Salgo in macchina e ripenso a me, alla festa dei Roberts, al mojito e poi al rum, alla tequila e William che mi intima di smetterla, io che continuo a bere per non sentirlo più e lui che si allontana per parlare al cellullare, la musica assordante, le risate in compagnia, William che torna da me, io che lo perdono e lui che fa l’amore con me come non l’abbiamo mai fatto.

William che non era William, William che forse era Adrian.

«Voglio sapere che favore ti fa fatto Adrian.»

Voglio saperlo, devo saperlo.

«Ancora con questa storia?»

«Dimmelo, William.»

Sbuffa, ingrana la marcia con violenza, con rabbia e preme sull’acceleratore. Sembra quasi non vedere l’ora di riaccompagnarmi a casa per evitare di rispondermi e io, in un’altra circostanza, non vedrei l’ora di tornarmene a casa e non rispondergli per ripicca almeno per tre giorni, ma oggi no. Oggi devo sapere le cose come stanno.

«E va bene!» dice poi all’improvviso mentre inchioda a un semaforo rosso. Manca meno di un chilometro a casa mia.

«Gli ho chiesto di tenerti d’occhio visto che eri completamente andata e io dovevo correre al lavoro.»

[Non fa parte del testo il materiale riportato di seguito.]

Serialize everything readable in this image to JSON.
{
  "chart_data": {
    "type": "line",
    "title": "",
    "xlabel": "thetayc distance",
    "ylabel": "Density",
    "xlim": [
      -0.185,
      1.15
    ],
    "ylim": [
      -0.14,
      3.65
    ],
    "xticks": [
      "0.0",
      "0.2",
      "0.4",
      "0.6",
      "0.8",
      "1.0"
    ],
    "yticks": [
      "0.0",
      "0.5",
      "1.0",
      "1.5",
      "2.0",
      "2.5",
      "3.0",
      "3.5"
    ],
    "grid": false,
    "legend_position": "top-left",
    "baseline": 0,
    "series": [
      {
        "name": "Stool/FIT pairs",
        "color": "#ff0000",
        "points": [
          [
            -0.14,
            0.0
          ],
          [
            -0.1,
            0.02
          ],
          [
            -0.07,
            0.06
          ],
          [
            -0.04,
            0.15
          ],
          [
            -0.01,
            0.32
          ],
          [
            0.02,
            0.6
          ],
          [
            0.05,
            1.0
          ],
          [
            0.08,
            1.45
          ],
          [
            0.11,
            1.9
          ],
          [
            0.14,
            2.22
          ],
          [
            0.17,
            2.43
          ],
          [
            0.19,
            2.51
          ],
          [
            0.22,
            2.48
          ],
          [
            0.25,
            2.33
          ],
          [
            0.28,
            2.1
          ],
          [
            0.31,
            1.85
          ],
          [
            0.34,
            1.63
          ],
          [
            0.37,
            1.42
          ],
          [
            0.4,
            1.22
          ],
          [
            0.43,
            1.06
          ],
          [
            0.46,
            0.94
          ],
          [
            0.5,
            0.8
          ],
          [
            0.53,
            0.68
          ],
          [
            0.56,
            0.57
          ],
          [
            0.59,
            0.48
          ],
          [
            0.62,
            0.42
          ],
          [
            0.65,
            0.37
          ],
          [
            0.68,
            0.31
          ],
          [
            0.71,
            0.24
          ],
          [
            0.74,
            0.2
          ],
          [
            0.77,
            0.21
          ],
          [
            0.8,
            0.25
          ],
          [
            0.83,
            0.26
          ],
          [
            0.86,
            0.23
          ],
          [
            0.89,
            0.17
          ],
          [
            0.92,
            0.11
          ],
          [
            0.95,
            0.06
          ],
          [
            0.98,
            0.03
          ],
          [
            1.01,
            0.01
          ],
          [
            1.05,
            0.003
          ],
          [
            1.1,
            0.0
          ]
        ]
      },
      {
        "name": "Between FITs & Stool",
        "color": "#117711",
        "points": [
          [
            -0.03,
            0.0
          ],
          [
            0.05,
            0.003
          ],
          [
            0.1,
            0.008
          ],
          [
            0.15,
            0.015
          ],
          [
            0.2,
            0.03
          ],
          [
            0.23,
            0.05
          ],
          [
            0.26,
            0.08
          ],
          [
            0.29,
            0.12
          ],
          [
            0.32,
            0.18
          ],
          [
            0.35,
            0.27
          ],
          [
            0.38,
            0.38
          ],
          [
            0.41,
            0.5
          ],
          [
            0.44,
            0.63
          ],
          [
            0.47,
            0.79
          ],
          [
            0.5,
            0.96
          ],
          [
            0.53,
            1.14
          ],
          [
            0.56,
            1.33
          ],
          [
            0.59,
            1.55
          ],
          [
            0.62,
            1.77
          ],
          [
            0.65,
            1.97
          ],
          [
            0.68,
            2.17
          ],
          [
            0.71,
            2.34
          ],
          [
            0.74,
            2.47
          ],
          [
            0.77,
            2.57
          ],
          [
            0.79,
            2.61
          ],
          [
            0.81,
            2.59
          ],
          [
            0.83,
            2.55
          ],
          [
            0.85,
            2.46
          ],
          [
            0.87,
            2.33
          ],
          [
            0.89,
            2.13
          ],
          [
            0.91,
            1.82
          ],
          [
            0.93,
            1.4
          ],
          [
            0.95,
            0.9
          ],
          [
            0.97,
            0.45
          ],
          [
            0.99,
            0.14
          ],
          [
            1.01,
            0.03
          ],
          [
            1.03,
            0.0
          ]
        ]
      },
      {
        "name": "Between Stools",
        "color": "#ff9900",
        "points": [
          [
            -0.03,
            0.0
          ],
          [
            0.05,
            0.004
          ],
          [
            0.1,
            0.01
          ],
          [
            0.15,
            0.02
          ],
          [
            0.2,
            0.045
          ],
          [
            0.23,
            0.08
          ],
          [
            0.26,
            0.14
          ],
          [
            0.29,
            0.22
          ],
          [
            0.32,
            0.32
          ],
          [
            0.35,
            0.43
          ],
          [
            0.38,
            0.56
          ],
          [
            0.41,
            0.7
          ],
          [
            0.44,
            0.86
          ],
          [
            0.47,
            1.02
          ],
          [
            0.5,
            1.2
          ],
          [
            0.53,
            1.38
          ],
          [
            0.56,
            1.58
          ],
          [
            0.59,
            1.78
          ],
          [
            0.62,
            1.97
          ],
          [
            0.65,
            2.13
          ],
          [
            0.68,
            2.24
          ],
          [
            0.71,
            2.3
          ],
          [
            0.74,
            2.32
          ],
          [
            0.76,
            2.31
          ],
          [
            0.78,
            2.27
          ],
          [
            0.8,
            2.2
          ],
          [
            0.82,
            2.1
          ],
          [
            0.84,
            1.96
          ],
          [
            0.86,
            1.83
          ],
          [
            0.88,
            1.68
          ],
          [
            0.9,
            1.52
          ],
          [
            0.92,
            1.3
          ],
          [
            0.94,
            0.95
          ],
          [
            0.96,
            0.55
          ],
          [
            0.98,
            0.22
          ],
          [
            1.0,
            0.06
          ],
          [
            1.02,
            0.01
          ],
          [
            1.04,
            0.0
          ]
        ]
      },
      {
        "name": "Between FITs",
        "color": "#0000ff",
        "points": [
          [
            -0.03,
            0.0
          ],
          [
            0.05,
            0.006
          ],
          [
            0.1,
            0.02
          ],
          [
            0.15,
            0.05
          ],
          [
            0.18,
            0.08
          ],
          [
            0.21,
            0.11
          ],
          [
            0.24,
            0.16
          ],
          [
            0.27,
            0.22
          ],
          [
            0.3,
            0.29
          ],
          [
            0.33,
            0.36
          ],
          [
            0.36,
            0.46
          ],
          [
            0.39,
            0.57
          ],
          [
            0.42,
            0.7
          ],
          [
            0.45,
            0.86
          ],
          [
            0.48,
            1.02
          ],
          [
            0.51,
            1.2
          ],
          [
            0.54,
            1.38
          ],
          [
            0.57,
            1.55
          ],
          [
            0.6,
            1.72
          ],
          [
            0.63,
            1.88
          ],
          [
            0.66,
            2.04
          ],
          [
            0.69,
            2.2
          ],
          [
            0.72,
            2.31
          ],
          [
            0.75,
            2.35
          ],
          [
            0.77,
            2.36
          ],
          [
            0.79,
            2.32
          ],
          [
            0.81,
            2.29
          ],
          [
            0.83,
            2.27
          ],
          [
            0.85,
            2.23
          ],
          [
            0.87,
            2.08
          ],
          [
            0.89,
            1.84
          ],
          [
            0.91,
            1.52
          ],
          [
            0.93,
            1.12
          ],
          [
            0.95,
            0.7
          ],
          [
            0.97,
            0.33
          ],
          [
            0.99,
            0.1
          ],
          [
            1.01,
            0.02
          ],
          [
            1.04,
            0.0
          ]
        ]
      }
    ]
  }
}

«E lui… l’ha fatto? Non ricordo.»

Ricordo, ma quello che ricordo, ora come ora, non lo vorrei ricordare. Vorrei che fosse solo fantasia.

«Dice di sì. Dopotutto che cosa potevi mai combinare di così grave? Tradirmi con un altro?»

«Non dire stupidate, William.»

«Scherzavo, Tessa! E poi Jonny era con Maddy, Charles è gay fino al midollo e dubito che tu possa farlo con Adrian.»

«Già!»

Già. Invece, l’ho tradito con Adrian, l’ho tradito con suo fratello.

William accosta la macchina al marciapiede di fronte casa mia e si limita a salutarmi con un casto bacio sulla guancia.

Un bacio che inevitabilmente mi riporta indietro a questa notte e chiudo gli occhi, soffoco un brivido e un gemito mentre ripenso a come sono stata baciata questa notte.

E non si è trattato di un sogno, i sogni non sono così reali, nei sogni non si commettono cazzate come quella che ho fatto io. Nei sogni ho sempre visto i miei desideri realizzarsi e fare l’amore con il fratello del mio fidanzato non rientrava nei miei desideri.

Corro in camera mia ignorando i miei coinquilini intenti a fare colazione nella cucina che abbiamo in comune, corro in bagno e mi guardo allo specchio, mi spoglio piano e continuo a guardarmi. Un piccolo livido invade il mio seno, tutto attorno al mio capezzolo che al solo pensiero si inturgidisce.

È stato Adrian, scommetto che è stato lui a procurarmelo mentre mi succhiava forte i seni e io lo imploravo prima di smetterla e poi di continuare.

Sono scioccata e quando torno a guardare il mio corpo, l’interno cosce ancora sporco di sperma, mi porto una mano sulla bocca per non urlare o piangere.

Mi sento in colpa, mi sento sporca ed è una bruttissima sensazione che spero di lavare via sotto la doccia.